NU kemudian keluar dan membentuk partai sendiri. Masyumi pecah. HMI pun pecah. Ada Ikatan Mahasiswa Muhammdiyah (IMM) ikut golongan modernis, Serikat Mahasiswa Muslim Indonesia (SEMI) ikut PSII, dan PMII sendiri ikut partai NU.

PMII resmi lahir pada 17 April 1960 di Surabaya, yang mengakomodir beberapa organisasi mahasiswa Nahdliyin yang sebelumnya bersifat lokal seperti Ikatan Mahasiswa Nahdlatul Ulama (IMANU) di Jakarta, Keluarga Mahasiswa Nahdlatul Ulama (KMNU) di Surakarta dan Persatuan Mahasiswa Nahdlatul Ulama (PMNU) di Bandung. Organisasi ini pertama kali diketuai oleh Mahbub Junaidi, yang tak lain adalah mantan aktivis HMI.

PMII dan HMI Kompak

Peristiwa historis inilah yang membuat dua organisasi ini terus dinamis hingga hari ini, kadang berseberangan dan kadang berangkulan. Pada era 1963an, HMI berkonfrontasi dengan PKI dan CGMI. Tuntutan pembubaran HMI muncul di mana-mana. Organisasi ini dianggap kontra revolusi. Maka, PMII ikut serta menyelamatkan saudara tuanya itu.

Baca Juga: HMI: Tantangan, Tuduhan dan Survivalitas

Saat itu, PMII bergabung bersama IMM dan Ansor membentuk Gerakan Muda Islam (Gemuis). Kelompok inilah yang membuat counter isu terhadap upaya pembubaran HMI. Muncullah spanduk-spanduk bertuliskan “Langkahi Mayatku Sebelum Ganyang HMI.”

Pada era 1998 di akhir kekuasaan otoriter Suharto, PMII dan HMI juga membentuk satu poros penting yaitu kelompok Cipayung bersama GMNI, PMKRI dan GMKI. Kelompok ini sedikitnya turut berkontribusi  bagi lahirnya reformasi.

Sejarah panjang aktivisme HMI dan PMII inilah yang membuat banyak kader-kader mereka kini menempati pos-pos penting dalam struktur bernegara republik ini.

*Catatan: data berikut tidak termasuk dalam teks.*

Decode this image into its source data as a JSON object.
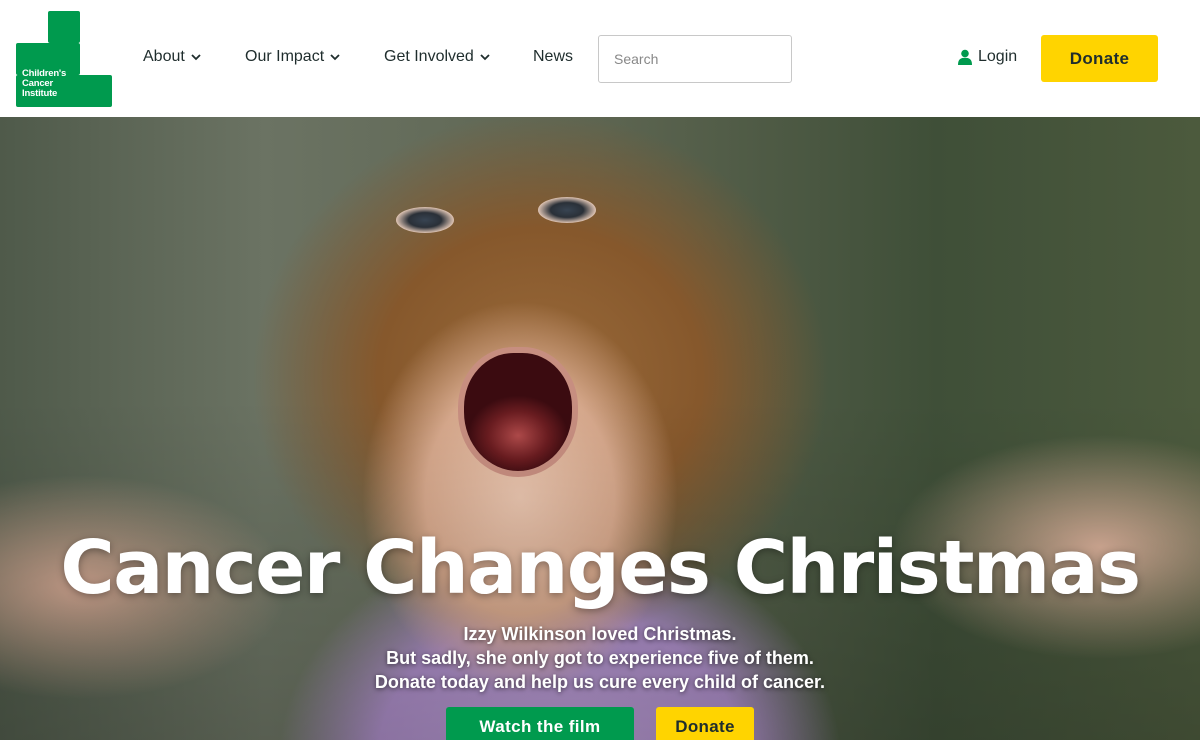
{
  "brand": {
    "logo_lines": [
      "Children's",
      "Cancer",
      "Institute"
    ],
    "colors": {
      "green": "#009a4e",
      "yellow": "#ffd400",
      "text": "#1f2d2d"
    }
  },
  "nav": {
    "items": [
      {
        "label": "About",
        "has_dropdown": true,
        "icon": "chevron-down-icon"
      },
      {
        "label": "Our Impact",
        "has_dropdown": true,
        "icon": "chevron-down-icon"
      },
      {
        "label": "Get Involved",
        "has_dropdown": true,
        "icon": "chevron-down-icon"
      },
      {
        "label": "News",
        "has_dropdown": false
      }
    ],
    "search_placeholder": "Search",
    "search_value": "",
    "login_label": "Login",
    "login_icon": "user-icon",
    "donate_label": "Donate"
  },
  "hero": {
    "title": "Cancer Changes Christmas",
    "subtitle_lines": [
      "Izzy Wilkinson loved Christmas.",
      "But sadly, she only got to experience five of them.",
      "Donate today and help us cure every child of cancer."
    ],
    "watch_label": "Watch the film",
    "donate_label": "Donate"
  }
}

Namun memang belum pernah ada presiden yang berasal dari dua organisasi ini. Kali ini, mereka berdua mencoba peruntungan dengan menduetkan Anies kader HMI dan Cak Imin kader PMII sebagai bakal calon presiden dan wakil presiden di Pemilu 2024.

Sejauh ini kiprah kader-kader dua organisasi ini normal, ada yang bagus dan ada juga yang bosok. Ada yang berprestasi, ada yang terjerat korupsi. Yang terjerat korupsi salah satunya Anas Urbaningrum mantan ketua PB HMI periode 1997-1999 dan Surya Darma Ali ketua PB PMII periode 1985-1988.  

Anas Urbaningrum terjerat kasus korupsi Hambalang sementara Surya Darma Ali terjerat kasus korupsi penyelenggaraan haji. Ini hanya dua contoh saja, yang lain masih banyak.

Sementara yang terbilang berprestasi misalnya Mahfud MD, Menkopolhukam, dari HMI dan Khofifah Indar Parawansa, Gubernur Jatim, dari PMII. Ini juga hanya dua contoh saja, yang lain masih banyak.

Nah, akankah pasangan Anis-Cak Imin membanggakan organisasi mahasiswa yang pernah membesarkannya, ataukah sebaliknya. Tentu saja, kita belum bisa menilai karena mereka masih sebatas bakal calon. Tetapi menduetkan kader PMII dan HMI di level pemilihan presiden dan wakil presiden republik ini adalah sesuatu.